Um misterioso pacote de cartas entregue à escritora Susan Willis é o ponto de partida deste livro que, por meio da reprodução dessas cartas, conta a história de um relacionamento amoroso. Susan se apaixonou pela prosa da Bela Adormecida – pseudônimo utilizado pela autora das cartas, cuja identidade é desconhecida – e mergulhou fundo em seus múltiplos significados. O resultado desse arrebatamento é o surpreendente Cartas a Legba.

Carregadas de desejo, as cartas desenvolvem em tom de fábula a trajetória do amor entre Bela e Legba, seu amante e destinatário. Ousadas e provocativas, as cartas desafiam o receptor, o censuram e o elogiam, terminando sempre com um convidativo “a seguir”, que instiga a leitura da carta seguinte.

Bela registra os acontecimentos de sua vida, entremeando-os com relatos de seus sentimentos. Dessa forma, não se furta a dividir com o amante aspectos de seu cotidiano, como o trabalho e as mudanças de estação. A aparente simplicidade de sua fábula encobre a complexidade de sentimentos e subjetividades presentes nas cartas. A autora se apresenta como uma mulher multifacetada, capaz de encarnar vários papéis e nada inocente.

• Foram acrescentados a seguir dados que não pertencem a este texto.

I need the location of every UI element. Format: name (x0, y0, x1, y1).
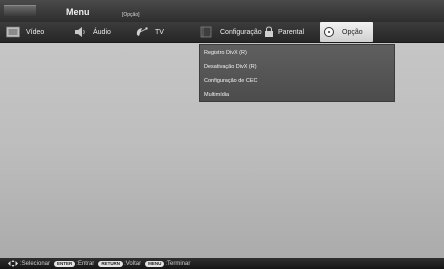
tab-label: Opção (342, 28, 363, 36)
tab-tv[interactable]: TV (135, 22, 164, 42)
tab-audio[interactable]: Áudio (73, 22, 111, 42)
lock-icon (265, 26, 273, 37)
return-key-badge: RETURN (98, 260, 124, 267)
enter-key-badge: ENTER (54, 260, 76, 267)
option-dropdown-menu: Registro DivX (R) Desativação DivX (R) C… (199, 44, 395, 102)
footer-menu-label: :Terminar (165, 260, 191, 267)
speaker-icon (75, 27, 85, 37)
tab-label: Vídeo (26, 28, 45, 36)
film-icon (6, 26, 20, 38)
tab-video[interactable]: Vídeo (6, 22, 44, 42)
navigation-arrows-icon (8, 260, 18, 267)
menu-item-cec-settings[interactable]: Configuração de CEC (204, 78, 258, 84)
footer-enter-label: :Entrar (76, 260, 95, 267)
footer-help-bar: :Selecionar ENTER :Entrar RETURN :Voltar… (0, 258, 444, 269)
tab-opcao[interactable]: Opção (320, 22, 373, 42)
menu-key-badge: MENU (145, 260, 165, 267)
breadcrumb: [Opção] (122, 12, 140, 18)
settings-film-icon (200, 26, 212, 38)
tab-label: Áudio (93, 28, 111, 36)
tab-parental[interactable]: Parental (264, 22, 304, 42)
menu-header: Menu [Opção] (0, 0, 444, 22)
tab-label: Configuração (220, 28, 262, 36)
satellite-dish-icon (136, 27, 148, 36)
menu-title: Menu (66, 7, 90, 17)
menu-item-multimedia[interactable]: Multimídia (204, 92, 229, 98)
tv-logo (4, 5, 36, 16)
menu-item-divx-registration[interactable]: Registro DivX (R) (204, 50, 247, 56)
menu-item-divx-deactivation[interactable]: Desativação DivX (R) (204, 64, 257, 70)
tab-label: Parental (278, 28, 305, 36)
tab-configuracao[interactable]: Configuração (200, 22, 262, 42)
footer-return-label: :Voltar (124, 260, 142, 267)
tab-label: TV (155, 28, 164, 36)
option-disc-icon (324, 27, 334, 37)
tab-bar: Vídeo Áudio TV Configuração Parental Opç… (0, 22, 444, 43)
footer-select-label: :Selecionar (20, 260, 51, 267)
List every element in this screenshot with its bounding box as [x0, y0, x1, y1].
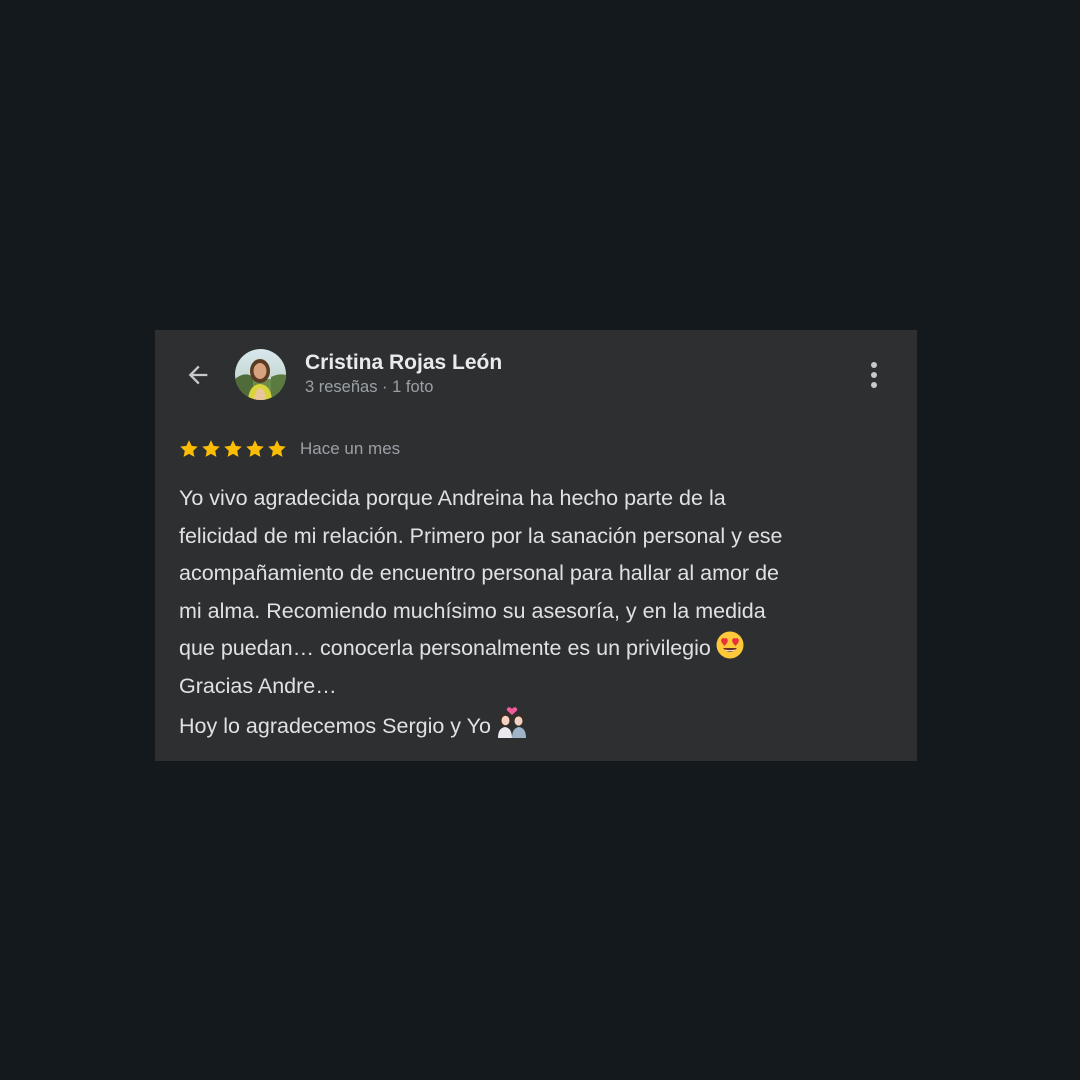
reviewer-name[interactable]: Cristina Rojas León: [305, 351, 502, 375]
review-text: Yo vivo agradecida porque Andreina ha he…: [179, 480, 904, 745]
review-line: Gracias Andre…: [179, 673, 337, 698]
review-line-with-emoji: Hoy lo agradecemos Sergio y Yo: [179, 706, 904, 746]
star-icon: [180, 440, 198, 457]
star-icon: [224, 440, 242, 457]
star-icon: [202, 440, 220, 457]
arrow-left-icon: [188, 365, 208, 385]
review-card: Cristina Rojas León 3 reseñas · 1 foto H…: [155, 330, 917, 761]
review-line: mi alma. Recomiendo muchísimo su asesorí…: [179, 598, 766, 623]
review-line-with-emoji: que puedan… conocerla personalmente es u…: [179, 630, 904, 668]
avatar[interactable]: [235, 349, 286, 400]
couple-with-heart-emoji: [497, 706, 526, 738]
star-icon: [246, 440, 264, 457]
star-icon: [268, 440, 286, 457]
review-line: felicidad de mi relación. Primero por la…: [179, 523, 783, 548]
more-vertical-icon: [871, 362, 877, 388]
review-line-text: que puedan… conocerla personalmente es u…: [179, 636, 711, 661]
rating-row: Hace un mes: [178, 436, 400, 462]
back-button[interactable]: [179, 356, 217, 394]
star-rating: [178, 438, 288, 460]
review-line-text: Hoy lo agradecemos Sergio y Yo: [179, 713, 491, 738]
review-line: acompañamiento de encuentro personal par…: [179, 561, 779, 586]
more-options-button[interactable]: [855, 356, 893, 394]
review-date: Hace un mes: [300, 439, 401, 458]
reviewer-meta: 3 reseñas · 1 foto: [305, 378, 434, 396]
heart-eyes-emoji: [716, 631, 744, 659]
review-line: Yo vivo agradecida porque Andreina ha he…: [179, 486, 726, 510]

O posfácio do livro, escrito por Maria Elisa Cevasco, traduz os sentimentos de Bela e gera uma identificação imediata com o público leitor, especialmente o feminino. Quem nunca tentou dar sentido à experiência do amor, entendê-la, recontá-la? Para Maria Elisa, além da história, sobressai nas cartas “a dor enorme de dizer e, ao dizer, limitar e negar”.

A coragem de Bela está em assumir de forma escancarada seus desejos. Nesse sentido, Cartas a Legba cumpre um papel emancipador. Sua beleza está, nas palavras de Maria Elisa, em empreender a “tarefa necessária e impossível de tentar explicar o que se recusa a ser contido por palavras”.